Estamos en guerra, es una guerra atípica en la que no sirven las estrategias de Clausewitz, son más efectivas las de Lao Tse en su «Arte de la Guerra». Ayer explicaba que estamos perdiendo esta guerra porque tenemos el enemigo en casa, porque en algunos casos son lobos solitarios más peligrosos que una división blindada, y porque es un enemigo que no le importa morir, lo que le da cierta ventaja de acción ante nuestras tropas que cuidan especialmente de su vida.
Nosotros, los ciudadanos somos el blanco preferido del enemigo, somos soldados sin uniforme, desarmados y impotentes. El enemigo puede estar sentado al lado nuestro en la barra de un bar, puede acuchillarnos porque no le gusta el rock que estamos viendo por la televisión, o puede inmolarse en un estadio de fútbol porque rechaza ese deporte de masas. Somos blancos que representan la libertad, la democracia, la opción de creer o no creer en un más allá. Es un intolerancia irracional. Y ante la intolerancia, intolerancia.
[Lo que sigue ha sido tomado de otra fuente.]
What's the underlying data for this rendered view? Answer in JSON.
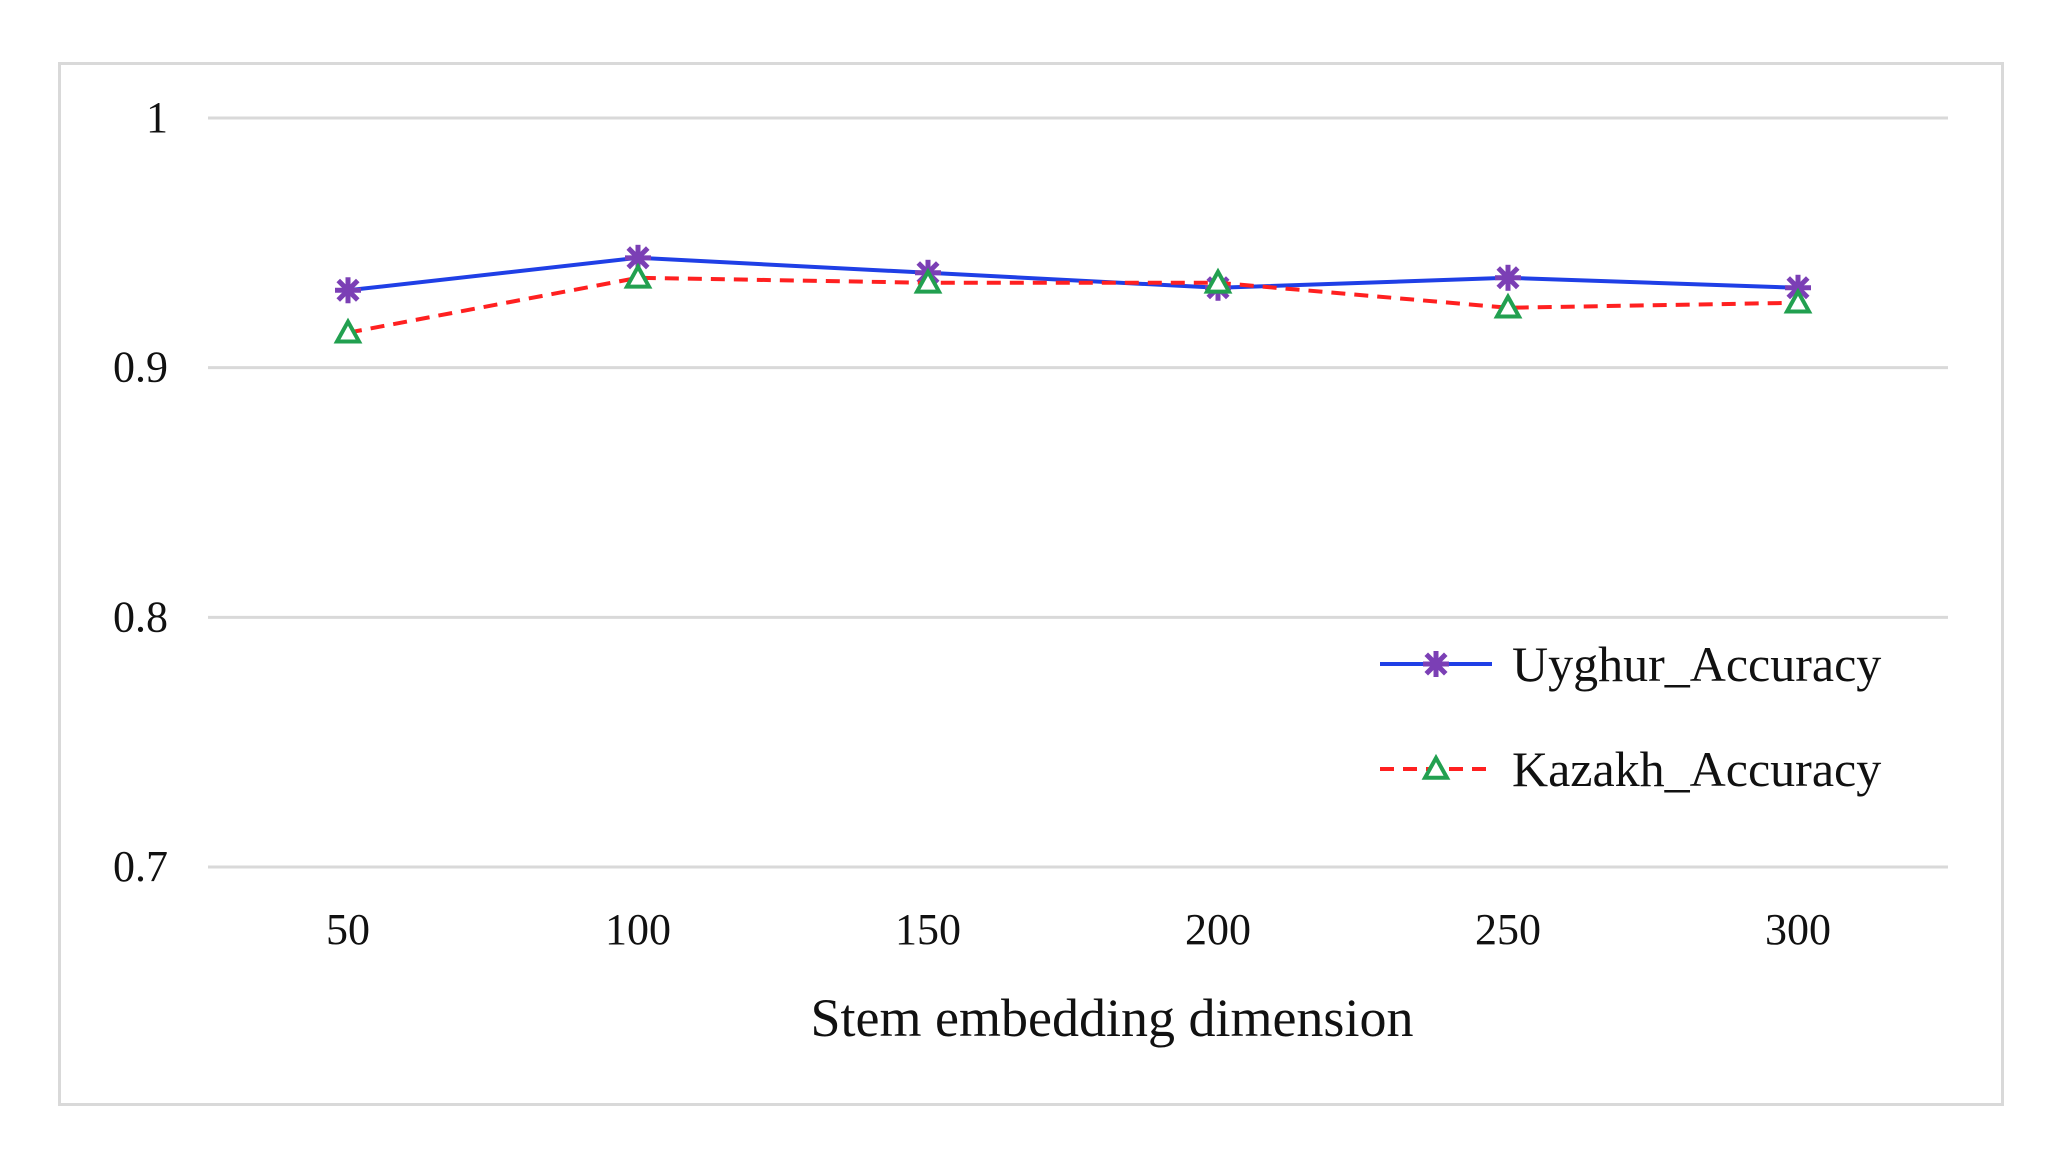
{
  "chart_data": {
    "type": "line",
    "title": "",
    "xlabel": "Stem embedding dimension",
    "ylabel": "",
    "categories": [
      "50",
      "100",
      "150",
      "200",
      "250",
      "300"
    ],
    "ylim": [
      0.7,
      1.0
    ],
    "yticks": [
      "0.7",
      "0.8",
      "0.9",
      "1"
    ],
    "grid": "horizontal",
    "legend_position": "right",
    "series": [
      {
        "name": "Uyghur_Accuracy",
        "values": [
          0.931,
          0.944,
          0.938,
          0.932,
          0.936,
          0.932
        ],
        "color": "#1f3fe6",
        "line_style": "solid",
        "marker": "asterisk",
        "marker_color": "#7b3fb5"
      },
      {
        "name": "Kazakh_Accuracy",
        "values": [
          0.914,
          0.936,
          0.934,
          0.934,
          0.924,
          0.926
        ],
        "color": "#ff2020",
        "line_style": "dashed",
        "marker": "triangle",
        "marker_color": "#22a050"
      }
    ]
  }
}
Siempre he dicho que vivimos en un sistema de falsos valores, que no son suficientemente progresistas, que hay que cambiarlos, pero con diálogo, con nuevos razonamientos singulares, nunca con imposición y menos con violencia. Pero este enemigo pretende imponernos unos valores retrógrados, anclados en la oscuridad y el temor del medioevo, donde el hombres y mujeres dependían de las teocracias. Creo en el conocimiento, en la ciencia, en la libre enseñanza, en la necesidad de que, en nuestras escuelas, persista el humanismo, la filosofía y la enseñanza de una historia de todas las religiones, no un adoctrinamiento de una sola religión como las madrazas islámicas.
Como ciudadanos de Occidente no podemos renunciar a los valores y libertades alcanzadas, a nuestra forma de vivir y nuestra libertad de pensar, de la misma manera que no todos somos culpables de las guerra que inician nuestros gobiernos, guerras que, como reconoció Tony Blair han sido la base de la generación del terrorismo. Hemos cometido errores y hemos desatado guerras basadas en intereses financieros. Pero eso no hace culpable a nuestras jóvenes generaciones ni las criminaliza. No hay motivo suficientemente grande para asesinar a unos jóvenes por su placer a la música o su entusiasmo en los deportes.
Las consecuencia de los atentados de París, nos llevan a leyes de excepción, a una restricción de nuestras libertades, a una intromisión de nuestras vidas privadas, en definitiva a una marcha atrás de la libertad para poder asegurar nuestras vidas. Tras París ya no todo será igual y tendremos que acostumbrarnos a renunciar a ser plenamente libres. Pese a los controles en los aeropuertos, las cámaras y fuerzas policiales en las calles, debemos seguir luchando por la libertad de nuestras mentes, y jamás dejar que el miedo y el odio no embargue.